Several studies have claimed the two most common RNA stabilizing blood-sampling systems—PAXgene and Tempus—to have incomparable RNA expression profiles. Similar to previous studies, we found that blood from the same individuals sampled on the PAXgene and Tempus systems resulted in more than 2000 genes with significantly different expression profiles between the systems. Nevertheless, by developing and using a protocol applicable to both PAXgene and Tempus tubes, we significantly reduced the number of genes that differed between the two systems (p = 4.6e−07). Moreover, we found the modified protocol to improve the miRNA yield from the PAXgene system, which had the lowest miRNA output with the original protocol. Regardless of protocol used, however, our results indicate that the expression profile for a large fraction of genes is affected by the sampling systems. These expression profile differences were highly correlated between protocols and were also highly correlated with the differences we found when we measured blood gene expression profiles of different individuals from two independent biobanks based on the PAXgene and Tempus systems. Consequently, whereas the differences between the sampling systems affect a large set of genes, our results show that these differences are exceedingly reproducible—at least when the different samples are analysed within the same lab. We therefore propose that technical differences between PAXgene and Tempus, when both systems are used in the same study, can be handled by running a control experiment with identical samples on both sampling systems. The gene expression differences identified in such a control experiment can then be used to correct for technical differences when analysing biologically relevant samples from the two sample systems. We expect that this approach will make additional cohorts available for large-scale replication studies or clinical gene expression research to identify robust, disease related biomarkers.

Methods

Study design

We did three experiments (Fig. 1) to investigate whether the modified protocol would reduce the differences in gene expression between the PAXgene and Tempus sampling systems. Venous blood was drawn from healthy volunteers on both sampling systems and RNA was isolated by the use of the original protocols and/or the modified protocol. Since this was a study of technical issues and of no medical interest, the Regional Ethics Committee (REK) concluded that no approval from the committee was required for this part of the study (REK: 2013/2422-2).

Experiment 1

Venous blood was collected by phlebotomy with butterfly needle from four healthy female volunteers (aged 26–34) with their consent. Sampling was performed after 2 h of fasting and abstention from coffee, medication and exercise. Blood was collected into PAXgene tubes (2.5 mL blood + 6.9 mL buffer) and Tempus tubes (3 mL blood + 6 mL buffer). The first drawn tube from all participants was discarded as recommended by the PAXgene protocol.

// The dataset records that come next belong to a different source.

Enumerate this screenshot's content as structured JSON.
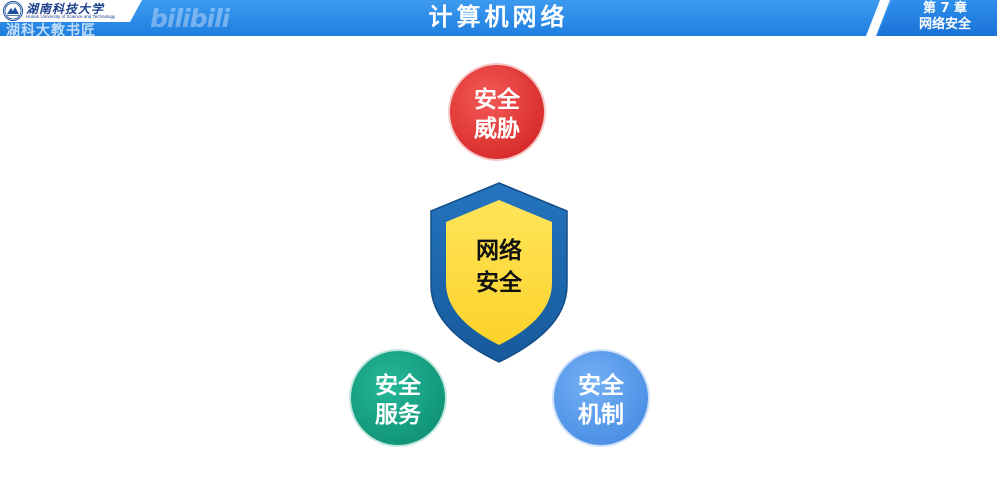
{
  "header": {
    "university_name": "湖南科技大学",
    "university_name_en": "Hunan University of Science and Technology",
    "title": "计算机网络",
    "chapter_label": "第 7 章",
    "chapter_title": "网络安全"
  },
  "watermark": {
    "channel": "湖科大教书匠",
    "platform": "bilibili"
  },
  "diagram": {
    "center": {
      "line1": "网络",
      "line2": "安全"
    },
    "top": {
      "line1": "安全",
      "line2": "威胁"
    },
    "bottom_left": {
      "line1": "安全",
      "line2": "服务"
    },
    "bottom_right": {
      "line1": "安全",
      "line2": "机制"
    }
  },
  "colors": {
    "header_blue": "#1f7fe0",
    "threat_red": "#e53935",
    "service_teal": "#16a386",
    "mechanism_blue": "#5a9ced",
    "shield_outer": "#1e68ad",
    "shield_inner": "#fdd835"
  },
  "icons": {
    "logo": "university-emblem-icon"
  }
}
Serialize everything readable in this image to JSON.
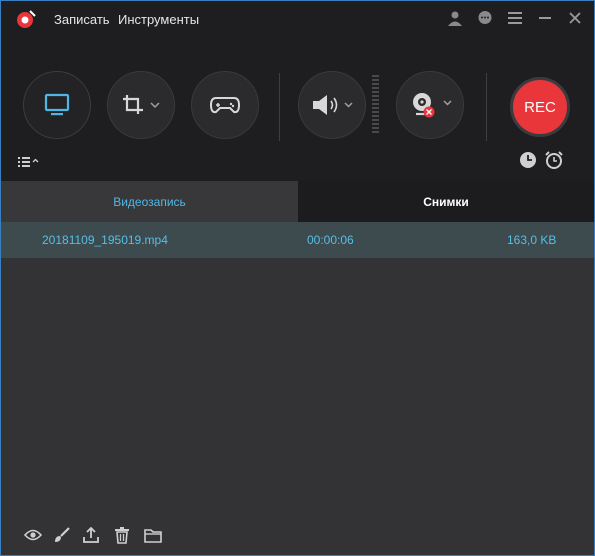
{
  "menu": {
    "record": "Записать",
    "tools": "Инструменты"
  },
  "toolbar": {
    "screen_icon": "monitor-icon",
    "crop_icon": "crop-icon",
    "game_icon": "gamepad-icon",
    "audio_icon": "speaker-icon",
    "webcam_icon": "webcam-icon",
    "rec_label": "REC"
  },
  "tabs": {
    "video": "Видеозапись",
    "snapshots": "Снимки"
  },
  "files": [
    {
      "name": "20181109_195019.mp4",
      "duration": "00:00:06",
      "size": "163,0 KB"
    }
  ],
  "colors": {
    "accent": "#4fb7e4",
    "rec": "#e8363a",
    "row_text": "#55bfe8"
  }
}
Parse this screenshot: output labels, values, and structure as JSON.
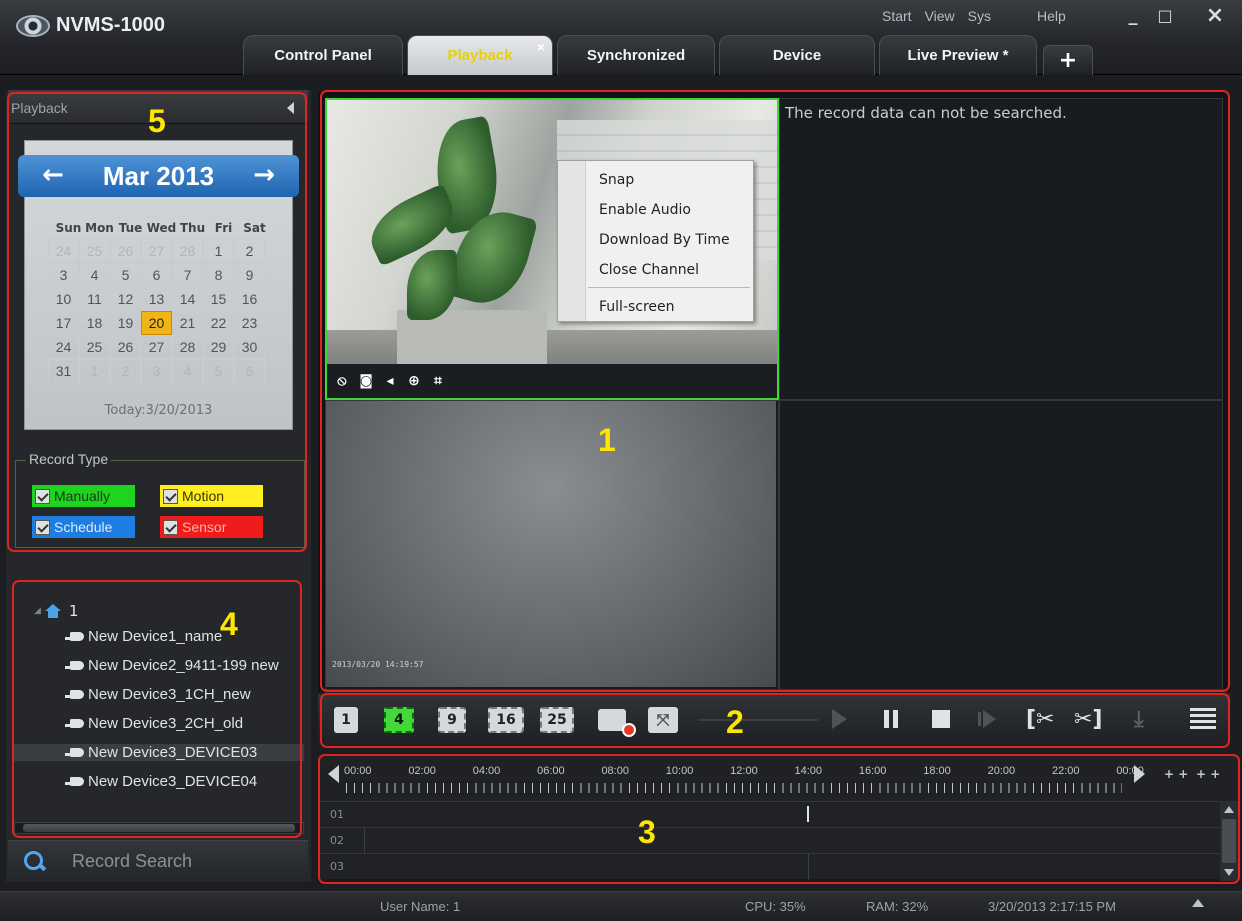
{
  "app": {
    "title": "NVMS-1000"
  },
  "top_menu": {
    "start": "Start",
    "view": "View",
    "sys": "Sys",
    "help": "Help"
  },
  "window_controls": {
    "minimize": "_",
    "maximize": "□",
    "close": "×"
  },
  "tabs": [
    {
      "label": "Control Panel",
      "active": false
    },
    {
      "label": "Playback",
      "active": true,
      "close": "×"
    },
    {
      "label": "Synchronized",
      "active": false
    },
    {
      "label": "Device",
      "active": false
    },
    {
      "label": "Live Preview *",
      "active": false
    }
  ],
  "tab_add": "+",
  "left_panel": {
    "title": "Playback",
    "calendar": {
      "month_label": "Mar  2013",
      "prev": "←",
      "next": "→",
      "weekdays": [
        "Sun",
        "Mon",
        "Tue",
        "Wed",
        "Thu",
        "Fri",
        "Sat"
      ],
      "days": [
        {
          "d": "24",
          "dim": true
        },
        {
          "d": "25",
          "dim": true
        },
        {
          "d": "26",
          "dim": true
        },
        {
          "d": "27",
          "dim": true
        },
        {
          "d": "28",
          "dim": true
        },
        {
          "d": "1"
        },
        {
          "d": "2"
        },
        {
          "d": "3"
        },
        {
          "d": "4"
        },
        {
          "d": "5"
        },
        {
          "d": "6"
        },
        {
          "d": "7"
        },
        {
          "d": "8"
        },
        {
          "d": "9"
        },
        {
          "d": "10"
        },
        {
          "d": "11"
        },
        {
          "d": "12"
        },
        {
          "d": "13"
        },
        {
          "d": "14"
        },
        {
          "d": "15"
        },
        {
          "d": "16"
        },
        {
          "d": "17"
        },
        {
          "d": "18"
        },
        {
          "d": "19"
        },
        {
          "d": "20",
          "today": true
        },
        {
          "d": "21"
        },
        {
          "d": "22"
        },
        {
          "d": "23"
        },
        {
          "d": "24"
        },
        {
          "d": "25"
        },
        {
          "d": "26"
        },
        {
          "d": "27"
        },
        {
          "d": "28"
        },
        {
          "d": "29"
        },
        {
          "d": "30"
        },
        {
          "d": "31"
        },
        {
          "d": "1",
          "dim": true
        },
        {
          "d": "2",
          "dim": true
        },
        {
          "d": "3",
          "dim": true
        },
        {
          "d": "4",
          "dim": true
        },
        {
          "d": "5",
          "dim": true
        },
        {
          "d": "6",
          "dim": true
        }
      ],
      "today_label": "Today:3/20/2013"
    },
    "record_type": {
      "title": "Record Type",
      "items": [
        {
          "label": "Manually",
          "bg": "#1fd41f",
          "color": "#1a3a1a"
        },
        {
          "label": "Motion",
          "bg": "#ffee22",
          "color": "#3a3500"
        },
        {
          "label": "Schedule",
          "bg": "#1e7de0",
          "color": "#dde9f8"
        },
        {
          "label": "Sensor",
          "bg": "#ee1c1c",
          "color": "#ffb0b0"
        }
      ]
    },
    "tree": {
      "root": "1",
      "devices": [
        "New Device1_name",
        "New Device2_9411-199 new",
        "New Device3_1CH_new",
        "New Device3_2CH_old",
        "New Device3_DEVICE03",
        "New Device3_DEVICE04"
      ],
      "selected_index": 4
    },
    "record_search": "Record Search"
  },
  "video": {
    "no_record_message": "The record data can not be searched.",
    "timestamp": "2013/03/20 14:19:57",
    "context_menu": [
      "Snap",
      "Enable Audio",
      "Download By Time",
      "Close Channel",
      "Full-screen"
    ],
    "channel_toolbar_icons": [
      "stop-record-icon",
      "snapshot-icon",
      "mute-icon",
      "zoom-in-icon",
      "fit-screen-icon"
    ]
  },
  "controls": {
    "layouts": [
      "1",
      "4",
      "9",
      "16",
      "25"
    ],
    "active_layout": "4"
  },
  "timeline": {
    "hours": [
      "00:00",
      "02:00",
      "04:00",
      "06:00",
      "08:00",
      "10:00",
      "12:00",
      "14:00",
      "16:00",
      "18:00",
      "20:00",
      "22:00",
      "00:00"
    ],
    "zoom_in": "+ +",
    "zoom_out": "+ +",
    "channels": [
      "01",
      "02",
      "03"
    ]
  },
  "status": {
    "user": "User Name: 1",
    "cpu": "CPU: 35%",
    "ram": "RAM: 32%",
    "datetime": "3/20/2013 2:17:15 PM"
  },
  "annotations": [
    "1",
    "2",
    "3",
    "4",
    "5"
  ],
  "colors": {
    "accent_green": "#42d33a",
    "annotation_red": "#e2231f",
    "annotation_number": "#ffe600",
    "calendar_blue": "#1f64b0",
    "today_orange": "#f2b515"
  }
}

All samples were subsequently inverted 10 times before being stored at −80 °C. Before isolation of RNA, the tubes were thawed at room temperature for 16 h as recommended by the PAXgene protocol for enhanced yields. The content of each tube was split in two aliquots, where one aliquot was isolated using the sampling systems’ original protocol and the second aliquot with the modified protocol (described below).

Experiment 2

Samples from healthy volunteers (aged 50–82) from two different biobanks were used. The Norwegian Women and Cancer Cohort (NOWAC) provided blood from six healthy females drawn on PAXgene tubes and the Health Survey of North-Trøndelag (HUNT3) provided blood from seven healthy females drawn on Tempus tubes. All samples arrived at our facility frozen and were stored at −80 °C. Before RNA isolation the tubes were thawed for 16 h at room temperature. Each tube was split in three aliquots and RNA was isolated with the sampling systems’ original protocols as well as the modified protocol.

Experiment 3

Samples from the same biobanks as in experiment 2 were used, but with a larger sample set: n = 41 (NOWAC) and n = 20 (HUNT3), all females aged between 43 and 70. RNA was isolated from the samples using the modified protocol, and otherwise treated the same way as in experiment 2.

Sample treatment and RNA isolation

Both the original protocols and the modified protocol are divided into four parts: (1) buffer removal, (2) pellet washing, (3) running through column and (4) elution. Samples isolated with the modified protocol and the original PAXgene protocol were treated with DNase to remove any traces of genomic DNA.

Original RNA extraction protocols

RNA from samples collected on PAXgene tubes was isolated according to the “Purification of Total RNA from human whole Blood Collected into PAXgene Blood RNA Tubes” protocol in the PAXgene Blood RNA Kit Handbook (PreAnalytiX GmbH, 08/2005, REF: 762174). The Tempus tubes were processed according to the “Tempus Spin RNA Isolation Kit” protocol (Applied Biosystems, 2008, Part Number 4379232 Rev. D).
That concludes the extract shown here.